Health Care Is Emblematic

Now, the issue, is the issue, as I've said earlier, of the general welfare. And health care, of course, is emblematic of the general welfare. In the postwar period, with the experience of the 1930s, the experience of wartime medicine, we, in this country, enacted the Hill-Burton Act. While the progress under that act was not always what we would have wished, nonetheless, we made progress. We had a good national health-care policy under Hill-Burton. Sometimes we didn't live up to it, but the policy was good. Then, under Nixon, we had a change. The HMO [health maintenance organization] act was brought in to repeal Hill-Burton. And since then, especially since the collapse of New York City, and Big MAC in 1975, what had once been the fine medical system, the medical-care system of cooperation among public and private institutions and physicians, began to be destroyed. And over recent years, it's been destroyed at an increasing rate.

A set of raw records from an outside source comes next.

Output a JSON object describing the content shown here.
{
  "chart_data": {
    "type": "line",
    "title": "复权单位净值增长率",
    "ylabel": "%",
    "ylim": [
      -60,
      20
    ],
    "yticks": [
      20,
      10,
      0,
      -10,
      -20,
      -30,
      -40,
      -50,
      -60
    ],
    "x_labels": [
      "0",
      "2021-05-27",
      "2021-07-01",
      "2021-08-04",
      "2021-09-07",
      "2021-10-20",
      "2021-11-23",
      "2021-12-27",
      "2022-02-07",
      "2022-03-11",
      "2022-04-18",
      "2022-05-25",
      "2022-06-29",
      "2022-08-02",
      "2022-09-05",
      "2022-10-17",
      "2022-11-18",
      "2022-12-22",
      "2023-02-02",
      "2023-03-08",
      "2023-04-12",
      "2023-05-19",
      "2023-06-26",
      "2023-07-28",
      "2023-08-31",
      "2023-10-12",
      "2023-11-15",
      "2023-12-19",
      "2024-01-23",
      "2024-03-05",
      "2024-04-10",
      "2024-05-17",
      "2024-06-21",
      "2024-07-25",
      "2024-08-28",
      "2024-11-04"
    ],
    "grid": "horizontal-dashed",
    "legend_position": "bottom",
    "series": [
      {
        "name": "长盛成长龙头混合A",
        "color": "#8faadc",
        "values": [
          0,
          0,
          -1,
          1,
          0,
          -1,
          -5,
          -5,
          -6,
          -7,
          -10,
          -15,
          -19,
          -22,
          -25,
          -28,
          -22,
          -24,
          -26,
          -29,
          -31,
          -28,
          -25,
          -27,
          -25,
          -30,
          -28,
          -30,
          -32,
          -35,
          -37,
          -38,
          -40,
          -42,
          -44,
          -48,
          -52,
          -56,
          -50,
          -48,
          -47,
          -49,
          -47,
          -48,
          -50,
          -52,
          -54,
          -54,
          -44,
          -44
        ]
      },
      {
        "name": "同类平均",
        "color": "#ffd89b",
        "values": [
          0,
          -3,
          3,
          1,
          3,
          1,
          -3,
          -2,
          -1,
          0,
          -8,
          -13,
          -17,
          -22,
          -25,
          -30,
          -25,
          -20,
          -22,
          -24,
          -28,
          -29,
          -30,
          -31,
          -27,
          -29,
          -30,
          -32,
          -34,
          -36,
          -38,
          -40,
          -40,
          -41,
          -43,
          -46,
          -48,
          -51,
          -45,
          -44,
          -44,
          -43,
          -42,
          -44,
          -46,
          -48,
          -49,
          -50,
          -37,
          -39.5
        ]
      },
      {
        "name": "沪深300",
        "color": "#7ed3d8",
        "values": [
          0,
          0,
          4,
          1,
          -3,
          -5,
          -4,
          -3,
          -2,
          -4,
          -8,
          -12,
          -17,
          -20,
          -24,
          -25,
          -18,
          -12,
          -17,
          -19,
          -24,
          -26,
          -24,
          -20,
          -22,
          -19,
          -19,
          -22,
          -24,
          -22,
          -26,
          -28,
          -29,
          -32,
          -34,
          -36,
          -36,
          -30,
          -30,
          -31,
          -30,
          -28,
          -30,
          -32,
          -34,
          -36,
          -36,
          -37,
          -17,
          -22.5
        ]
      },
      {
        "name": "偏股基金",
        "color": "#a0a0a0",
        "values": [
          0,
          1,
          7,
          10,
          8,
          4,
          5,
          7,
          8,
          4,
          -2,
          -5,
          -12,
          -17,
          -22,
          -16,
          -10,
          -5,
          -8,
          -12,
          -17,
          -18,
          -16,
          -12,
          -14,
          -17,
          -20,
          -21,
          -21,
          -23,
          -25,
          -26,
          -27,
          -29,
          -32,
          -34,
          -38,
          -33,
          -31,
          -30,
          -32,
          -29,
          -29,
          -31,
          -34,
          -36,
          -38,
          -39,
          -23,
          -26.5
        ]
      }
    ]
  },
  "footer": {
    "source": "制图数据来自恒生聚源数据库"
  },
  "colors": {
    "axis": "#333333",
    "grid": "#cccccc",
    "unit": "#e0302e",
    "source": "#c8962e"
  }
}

This has been accompanied by a philosophy which says we don't care about people, we care about shareholders. We no longer care about public responsibility for the general welfare. And people who are considered not so desirable, will get less care, and will probably depart our company a bit earlier.

We've now come to the point that none of us is going to survive, unless we restore the general welfare principle. That is, that government has no moral authority to govern unless it is efficiently committed to defend the general welfare of not only all the population, but also the posterity. This means health care, it means education, it means basic economic infrastructure, as well as the conditions of life under which private enterprise can make its contribution to improvement of the general welfare and general progress.

The fight is going on. The fight is going to get tougher. People in the Congress have let us down. But they're going to be hit again by the issue. The issue is going to come back. It's not a done deal; it's not going to go away. And those of us who stay with the fight have a chance at least of victory in a struggle that is more than justified, and if we can do well enough, we'll win. This is the beginning, not the end. This time, when we come back, we're going to have to come back for a general welfare policy, and to restore to this nation a general health-care policy consistent with the intention of Hill-Burton.